Every trip to the beach is unique. One day you notice a type of shell washed up in profusion that you had not seen before. On another day puffs of seaweed loll on the shore, and on inspection one is delighted to find tiny octopi clinging to them. Sometimes schools of rays dally in the shallows, other times one is lucky enough to catch sight of a roseate spoonbill. The color of the sky and water is never the same, constantly changing. Two weeks ago it was a bright aqua, last week more emerald. To be on the Gulf beach when a storm rolls in is a spectacle not to be missed. It's astonishing, really. You might think the experience is always the same: sun, sand, sea. But no matter how many hundreds of times you go, it feels unique.

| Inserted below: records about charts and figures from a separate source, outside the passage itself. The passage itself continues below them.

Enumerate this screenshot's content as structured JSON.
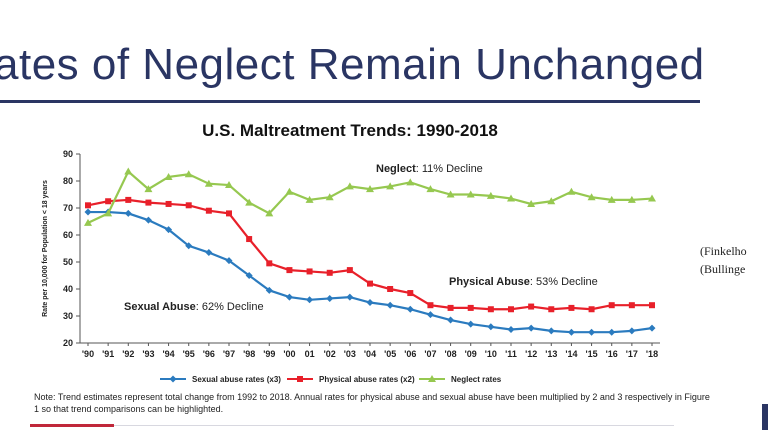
{
  "slide": {
    "title": "ates of Neglect Remain Unchanged",
    "citations": [
      "(Finkelho",
      "(Bullinge"
    ],
    "note": "Note: Trend estimates represent total change from 1992 to 2018. Annual rates for physical abuse and sexual abuse have been multiplied by 2 and 3 respectively in Figure 1 so that trend comparisons can be highlighted.",
    "colors": {
      "title": "#2a3563",
      "accent": "#c0273a"
    }
  },
  "chart_data": {
    "type": "line",
    "title": "U.S. Maltreatment Trends:  1990-2018",
    "xlabel": "",
    "ylabel": "Rate per 10,000 for Population < 18 years",
    "ylim": [
      20,
      90
    ],
    "yticks": [
      20,
      30,
      40,
      50,
      60,
      70,
      80,
      90
    ],
    "grid": false,
    "categories": [
      "'90",
      "'91",
      "'92",
      "'93",
      "'94",
      "'95",
      "'96",
      "'97",
      "'98",
      "'99",
      "'00",
      "01",
      "'02",
      "'03",
      "'04",
      "'05",
      "'06",
      "'07",
      "'08",
      "'09",
      "'10",
      "'11",
      "'12",
      "'13",
      "'14",
      "'15",
      "'16",
      "'17",
      "'18"
    ],
    "series": [
      {
        "name": "Sexual abuse rates (x3)",
        "color": "#2b7bbf",
        "marker": "diamond",
        "values": [
          68.5,
          68.5,
          68,
          65.5,
          62,
          56,
          53.5,
          50.5,
          45,
          39.5,
          37,
          36,
          36.5,
          37,
          35,
          34,
          32.5,
          30.5,
          28.5,
          27,
          26,
          25,
          25.5,
          24.5,
          24,
          24,
          24,
          24.5,
          25.5
        ]
      },
      {
        "name": "Physical abuse rates (x2)",
        "color": "#e8202a",
        "marker": "square",
        "values": [
          71,
          72.5,
          73,
          72,
          71.5,
          71,
          69,
          68,
          58.5,
          49.5,
          47,
          46.5,
          46,
          47,
          42,
          40,
          38.5,
          34,
          33,
          33,
          32.5,
          32.5,
          33.5,
          32.5,
          33,
          32.5,
          34,
          34,
          34
        ]
      },
      {
        "name": "Neglect rates",
        "color": "#96c850",
        "marker": "triangle",
        "values": [
          64.5,
          68,
          83.5,
          77,
          81.5,
          82.5,
          79,
          78.5,
          72,
          68,
          76,
          73,
          74,
          78,
          77,
          78,
          79.5,
          77,
          75,
          75,
          74.5,
          73.5,
          71.5,
          72.5,
          76,
          74,
          73,
          73,
          73.5
        ]
      }
    ],
    "annotations": [
      {
        "bold": "Neglect",
        "rest": ": 11% Decline"
      },
      {
        "bold": "Physical Abuse",
        "rest": ": 53% Decline"
      },
      {
        "bold": "Sexual Abuse",
        "rest": ":  62% Decline"
      }
    ]
  }
}
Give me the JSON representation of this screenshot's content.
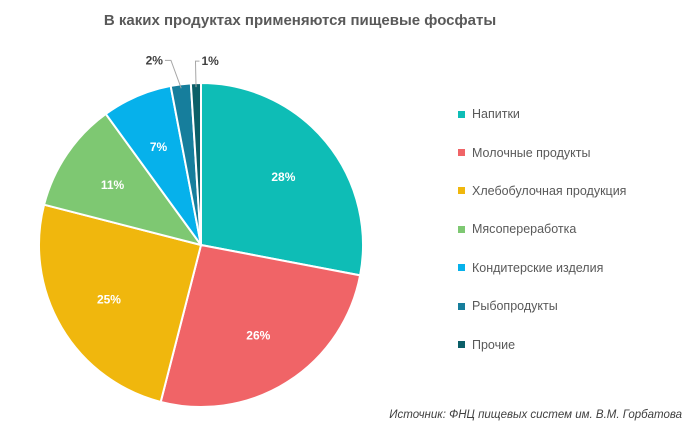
{
  "chart_data": {
    "type": "pie",
    "title": "В каких продуктах применяются пищевые фосфаты",
    "categories": [
      "Напитки",
      "Молочные продукты",
      "Хлебобулочная продукция",
      "Мясопереработка",
      "Кондитерские изделия",
      "Рыбопродукты",
      "Прочие"
    ],
    "values": [
      28,
      26,
      25,
      11,
      7,
      2,
      1
    ],
    "labels": [
      "28%",
      "26%",
      "25%",
      "11%",
      "7%",
      "2%",
      "1%"
    ],
    "colors": [
      "#0ebdb6",
      "#f06467",
      "#f0b70d",
      "#7ec872",
      "#06b1eb",
      "#167e9c",
      "#0b5f68"
    ],
    "legend_position": "right"
  },
  "source": "Источник: ФНЦ пищевых систем им. В.М. Горбатова"
}
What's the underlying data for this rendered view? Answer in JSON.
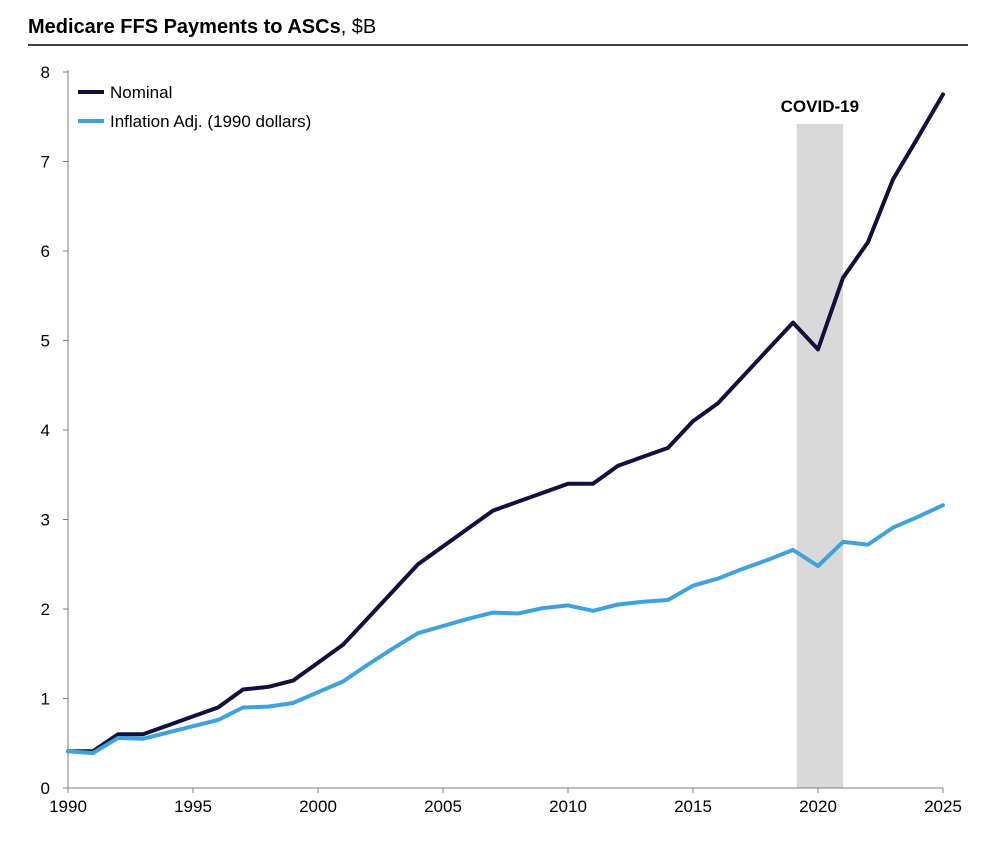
{
  "chart_data": {
    "type": "line",
    "title": "Medicare FFS Payments to ASCs",
    "title_unit": ", $B",
    "xlabel": "",
    "ylabel": "",
    "xlim": [
      1990,
      2025
    ],
    "ylim": [
      0,
      8
    ],
    "x_ticks": [
      "1990",
      "1995",
      "2000",
      "2005",
      "2010",
      "2015",
      "2020",
      "2025"
    ],
    "y_ticks": [
      "0",
      "1",
      "2",
      "3",
      "4",
      "5",
      "6",
      "7",
      "8"
    ],
    "legend_position": "top-left",
    "annotation": {
      "label": "COVID-19",
      "x_start": 2019.15,
      "x_end": 2021.0
    },
    "x": [
      1990,
      1991,
      1992,
      1993,
      1994,
      1995,
      1996,
      1997,
      1998,
      1999,
      2000,
      2001,
      2002,
      2003,
      2004,
      2005,
      2006,
      2007,
      2008,
      2009,
      2010,
      2011,
      2012,
      2013,
      2014,
      2015,
      2016,
      2017,
      2018,
      2019,
      2020,
      2021,
      2022,
      2023,
      2024,
      2025
    ],
    "series": [
      {
        "name": "Nominal",
        "color": "#14103d",
        "values": [
          0.41,
          0.41,
          0.6,
          0.6,
          0.7,
          0.8,
          0.9,
          1.1,
          1.13,
          1.2,
          1.4,
          1.6,
          1.9,
          2.2,
          2.5,
          2.7,
          2.9,
          3.1,
          3.2,
          3.3,
          3.4,
          3.4,
          3.6,
          3.7,
          3.8,
          4.1,
          4.3,
          4.6,
          4.9,
          5.2,
          4.9,
          5.7,
          6.1,
          6.8,
          7.27,
          7.75
        ]
      },
      {
        "name": "Inflation Adj. (1990 dollars)",
        "color": "#3fa2dc",
        "values": [
          0.41,
          0.39,
          0.56,
          0.55,
          0.62,
          0.69,
          0.76,
          0.9,
          0.91,
          0.95,
          1.07,
          1.19,
          1.38,
          1.56,
          1.73,
          1.81,
          1.89,
          1.96,
          1.95,
          2.01,
          2.04,
          1.98,
          2.05,
          2.08,
          2.1,
          2.26,
          2.34,
          2.45,
          2.55,
          2.66,
          2.48,
          2.75,
          2.72,
          2.91,
          3.03,
          3.16
        ]
      }
    ]
  }
}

And last week something happened that has never happened to us before, and may never happen again. My back was to the horizon, I was having a pleasant conversation with my wife and a friend in four and a half feet of water when my wife heard a little pfff sound. A manatee had surfaced just inches away from my back. Another manatee was just behind it. And for the next twenty minutes, with the shy one just behind, that manatee floated around the three of us, occasionally drifting forward to gently nudge one of us with his whiskered face.
Now, I know that it's the nature of these creatures to be the incarnation of gentleness, just as the nature of a tiger would be to have us for lunch. Even so, it was impossible not to feel blessed by this experience - that in the immensity of the Gulf this creature came right up to us, for no other reason, perhaps, than simple curiosity. It was like the universe itself had just decided to say hello.